D is for Duirinish

English and Gaelic spelling

Duirinish, on the west coast of Scotland and 95 miles away from home, is a small crofting township.

We stumbled upon it when we were exploring the area one day and it’s really lovely, with traditional houses, a river running through it, and ducks roaming free.

Duirinish used to be one large farm but in the early 1800’s the land was split up into crofts for families that had been displaced in the Highland Clearances which were started after the battle of Culloden (see previous post).

The very sturdy stone bridge which carries the main road over the river and away  was designed and built by the famous engineer Thomas Telford in 1826. Telford also built the Caledonian Canal, redesigned the Crinan Canal (which passed in front of the house my beloved grew up in) and built 32 churches across the Highlands and Islands – he’s buried in Westminster Abbey in London.

At the end of the 1800’s the village had a population of just over 100, but now there are about 20 people living there.

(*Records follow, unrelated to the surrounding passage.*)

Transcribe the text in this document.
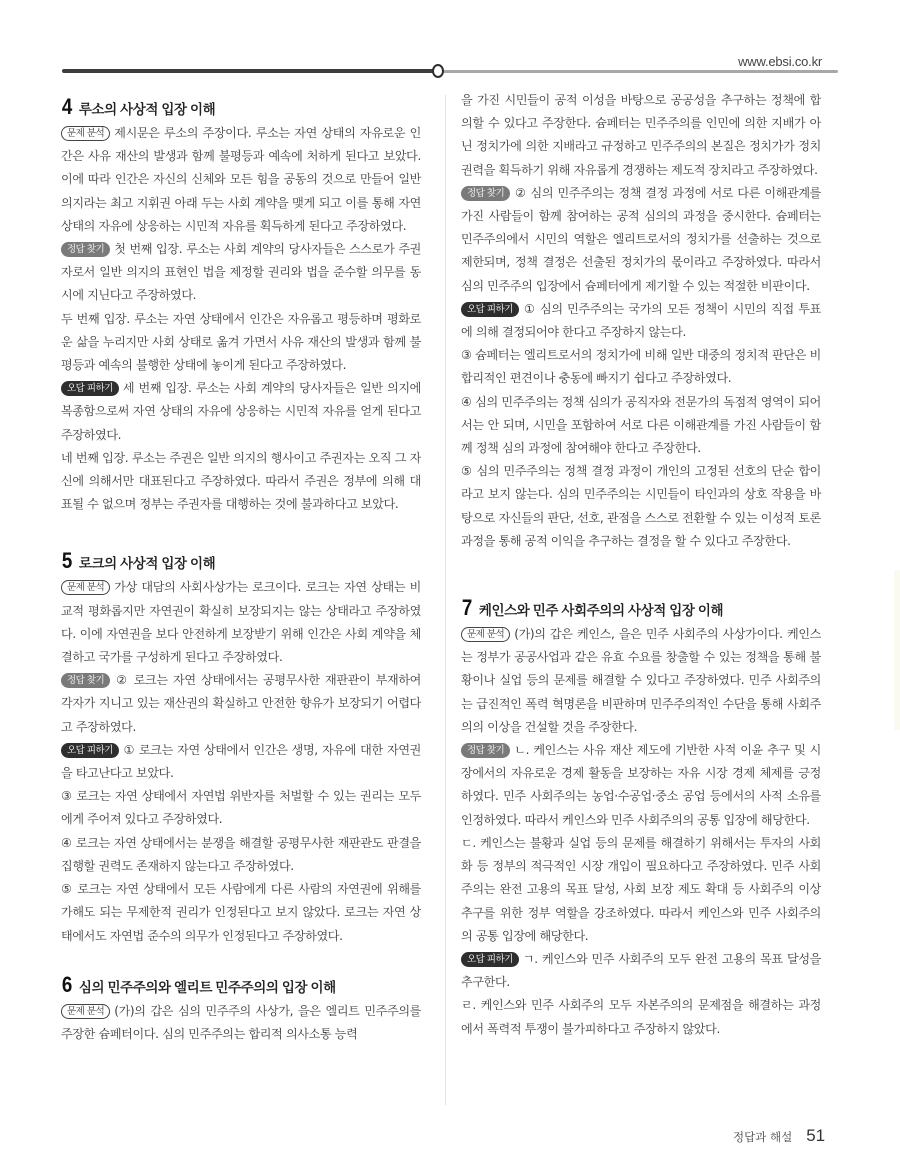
www.ebsi.co.kr
4 루소의 사상적 입장 이해

문제 분석 제시문은 루소의 주장이다. 루소는 자연 상태의 자유로운 인간은 사유 재산의 발생과 함께 불평등과 예속에 처하게 된다고 보았다. 이에 따라 인간은 자신의 신체와 모든 힘을 공동의 것으로 만들어 일반 의지라는 최고 지휘권 아래 두는 사회 계약을 맺게 되고 이를 통해 자연 상태의 자유에 상응하는 시민적 자유를 획득하게 된다고 주장하였다.

정답 찾기 첫 번째 입장. 루소는 사회 계약의 당사자들은 스스로가 주권자로서 일반 의지의 표현인 법을 제정할 권리와 법을 준수할 의무를 동시에 지닌다고 주장하였다.

두 번째 입장. 루소는 자연 상태에서 인간은 자유롭고 평등하며 평화로운 삶을 누리지만 사회 상태로 옮겨 가면서 사유 재산의 발생과 함께 불평등과 예속의 불행한 상태에 놓이게 된다고 주장하였다.

오답 피하기 세 번째 입장. 루소는 사회 계약의 당사자들은 일반 의지에 복종함으로써 자연 상태의 자유에 상응하는 시민적 자유를 얻게 된다고 주장하였다.

네 번째 입장. 루소는 주권은 일반 의지의 행사이고 주권자는 오직 그 자신에 의해서만 대표된다고 주장하였다. 따라서 주권은 정부에 의해 대표될 수 없으며 정부는 주권자를 대행하는 것에 불과하다고 보았다.

5 로크의 사상적 입장 이해

문제 분석 가상 대담의 사회사상가는 로크이다. 로크는 자연 상태는 비교적 평화롭지만 자연권이 확실히 보장되지는 않는 상태라고 주장하였다. 이에 자연권을 보다 안전하게 보장받기 위해 인간은 사회 계약을 체결하고 국가를 구성하게 된다고 주장하였다.

정답 찾기 ② 로크는 자연 상태에서는 공평무사한 재판관이 부재하여 각자가 지니고 있는 재산권의 확실하고 안전한 향유가 보장되기 어렵다고 주장하였다.

오답 피하기 ① 로크는 자연 상태에서 인간은 생명, 자유에 대한 자연권을 타고난다고 보았다.

③ 로크는 자연 상태에서 자연법 위반자를 처벌할 수 있는 권리는 모두에게 주어져 있다고 주장하였다.

④ 로크는 자연 상태에서는 분쟁을 해결할 공평무사한 재판관도 판결을 집행할 권력도 존재하지 않는다고 주장하였다.

⑤ 로크는 자연 상태에서 모든 사람에게 다른 사람의 자연권에 위해를 가해도 되는 무제한적 권리가 인정된다고 보지 않았다. 로크는 자연 상태에서도 자연법 준수의 의무가 인정된다고 주장하였다.

6 심의 민주주의와 엘리트 민주주의의 입장 이해

문제 분석 (가)의 갑은 심의 민주주의 사상가, 을은 엘리트 민주주의를 주장한 슘페터이다. 심의 민주주의는 합리적 의사소통 능력

을 가진 시민들이 공적 이성을 바탕으로 공공성을 추구하는 정책에 합의할 수 있다고 주장한다. 슘페터는 민주주의를 인민에 의한 지배가 아닌 정치가에 의한 지배라고 규정하고 민주주의의 본질은 정치가가 정치권력을 획득하기 위해 자유롭게 경쟁하는 제도적 장치라고 주장하였다.

정답 찾기 ② 심의 민주주의는 정책 결정 과정에 서로 다른 이해관계를 가진 사람들이 함께 참여하는 공적 심의의 과정을 중시한다. 슘페터는 민주주의에서 시민의 역할은 엘리트로서의 정치가를 선출하는 것으로 제한되며, 정책 결정은 선출된 정치가의 몫이라고 주장하였다. 따라서 심의 민주주의 입장에서 슘페터에게 제기할 수 있는 적절한 비판이다.

오답 피하기 ① 심의 민주주의는 국가의 모든 정책이 시민의 직접 투표에 의해 결정되어야 한다고 주장하지 않는다.

③ 슘페터는 엘리트로서의 정치가에 비해 일반 대중의 정치적 판단은 비합리적인 편견이나 충동에 빠지기 쉽다고 주장하였다.

④ 심의 민주주의는 정책 심의가 공직자와 전문가의 독점적 영역이 되어서는 안 되며, 시민을 포함하여 서로 다른 이해관계를 가진 사람들이 함께 정책 심의 과정에 참여해야 한다고 주장한다.

⑤ 심의 민주주의는 정책 결정 과정이 개인의 고정된 선호의 단순 합이라고 보지 않는다. 심의 민주주의는 시민들이 타인과의 상호 작용을 바탕으로 자신들의 판단, 선호, 관점을 스스로 전환할 수 있는 이성적 토론 과정을 통해 공적 이익을 추구하는 결정을 할 수 있다고 주장한다.

7 케인스와 민주 사회주의의 사상적 입장 이해

문제 분석 (가)의 갑은 케인스, 을은 민주 사회주의 사상가이다. 케인스는 정부가 공공사업과 같은 유효 수요를 창출할 수 있는 정책을 통해 불황이나 실업 등의 문제를 해결할 수 있다고 주장하였다. 민주 사회주의는 급진적인 폭력 혁명론을 비판하며 민주주의적인 수단을 통해 사회주의의 이상을 건설할 것을 주장한다.

정답 찾기 ㄴ. 케인스는 사유 재산 제도에 기반한 사적 이윤 추구 및 시장에서의 자유로운 경제 활동을 보장하는 자유 시장 경제 체제를 긍정하였다. 민주 사회주의는 농업·수공업·중소 공업 등에서의 사적 소유를 인정하였다. 따라서 케인스와 민주 사회주의의 공통 입장에 해당한다.

ㄷ. 케인스는 불황과 실업 등의 문제를 해결하기 위해서는 투자의 사회화 등 정부의 적극적인 시장 개입이 필요하다고 주장하였다. 민주 사회주의는 완전 고용의 목표 달성, 사회 보장 제도 확대 등 사회주의 이상 추구를 위한 정부 역할을 강조하였다. 따라서 케인스와 민주 사회주의의 공통 입장에 해당한다.

오답 피하기 ㄱ. 케인스와 민주 사회주의 모두 완전 고용의 목표 달성을 추구한다.

ㄹ. 케인스와 민주 사회주의 모두 자본주의의 문제점을 해결하는 과정에서 폭력적 투쟁이 불가피하다고 주장하지 않았다.

정답과 해설 51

Both of the world wars had a major impact on the population with men killed in the war and land being reappropriated by the government for an ammunition store.

As you walk from one end of the village to the other (it doesn’t take very long) you see evidence of crofting with these beautifully restored and painted pieces of farm equipment.

Then further along in the village there are rusty old bits of farm equipment – I think I prefer these weathered pieces.

I love this piece of the old machine as it has the Yin and Yang in it.

This was my favourite house in the village – it may look a little rough around the edges but it’s pink!! How perfect is that? Not only is it pink, it has a cat flap in the front door so it’s already set up for a crazy cat lady like me to move in – the only problem is that the commute would be a bit of a killer.

There’s my brief D post, which matched the smallness of the village of Duirinish. Before you go, why don’t you pop over to the A to Z Blog and see what my fellow bloggers have come up with for the letter D – click HERE to visit.

Until next time, stay safe, be good, and enjoy where you live this week.

Pamela & Ken
xxxxxxxxxxxx

P.S: The mention of cats has made me want to share a recent picture of Princess Cookie Cat with you – she never features in our trips out and about as she stays home to look after our place and be a diva.

18 thoughts on “D is for Duirinish

  1. Looks beautiful, but you'd really need a car to live there. Which may be why there are so few people in it. A friend of mine lives in a somewhat bigger village in Northamptonshire. There are no shops, no High Street, just houses. A weekly grocery van came past when I was visiting her, and, of all things, a weekly hairdresser van! Otherwise you had to drive to the nearest town to do your shopping and such. Visiting from the Challenge and thanks for the link. That's very thoughtful!

    Like

  2. It's amazing how certain things happen no matter where you live. This describes a lot of small town in Oklahoma too that never recovered from WW2 or I-40 cutting right through the state. Now if only Western Oklahoma were that green and had that many trees!